The magic is in the combination: Claude’s library plus your judgment, iterated 50 times instead of 5.

This workflow is becoming a pattern. Andrej Karpathy’s autoresearch project automates ML experiment loops — 100+ experiments overnight. The autoresearch skill for Claude Code generalizes this into a reusable skill. I didn’t use either — my workflow was more ad-hoc, with me in the loop at every step — but if you’re starting a similar project, they’re worth a look.

The data Valve actually has

Valve is sitting on the ideal dataset and they don’t need ProtonDB at all. On Steam Deck, there’s an opt-in prompt for FPS telemetry — frame times, crash events, hardware state — collected automatically.

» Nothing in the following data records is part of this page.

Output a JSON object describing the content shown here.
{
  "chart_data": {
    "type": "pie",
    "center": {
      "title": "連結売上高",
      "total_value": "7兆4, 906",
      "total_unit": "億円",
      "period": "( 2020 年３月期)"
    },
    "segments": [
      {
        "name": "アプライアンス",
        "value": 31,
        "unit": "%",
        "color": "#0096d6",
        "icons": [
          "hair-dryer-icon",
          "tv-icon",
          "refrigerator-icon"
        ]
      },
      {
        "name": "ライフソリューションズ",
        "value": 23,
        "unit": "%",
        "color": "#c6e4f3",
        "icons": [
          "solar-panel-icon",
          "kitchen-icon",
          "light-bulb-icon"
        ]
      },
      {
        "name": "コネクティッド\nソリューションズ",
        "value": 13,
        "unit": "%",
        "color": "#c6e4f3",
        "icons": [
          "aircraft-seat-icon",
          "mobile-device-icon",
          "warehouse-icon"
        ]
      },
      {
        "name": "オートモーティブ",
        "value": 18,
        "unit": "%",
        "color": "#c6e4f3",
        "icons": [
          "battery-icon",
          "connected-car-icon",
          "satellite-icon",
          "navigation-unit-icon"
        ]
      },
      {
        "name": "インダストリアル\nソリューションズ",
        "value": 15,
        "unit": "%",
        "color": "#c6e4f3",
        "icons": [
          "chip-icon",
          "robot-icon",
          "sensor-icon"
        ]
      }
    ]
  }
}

With that data you could model not just compatibility but performance (does it hold 60fps? where does it stutter?). And because Valve controls the entire stack — Proton, Mesa, the kernel, the hardware — they could A/B test changes at every layer. Ship a new DXVK version to 5% of users, measure the FPS delta across 10,000 games, roll back automatically if regressions appear.

We’re working with ProtonDB because that’s what’s publicly available. But the real solution to “will this game work on Linux?” is telemetry at scale, and Valve is the only entity positioned to do it.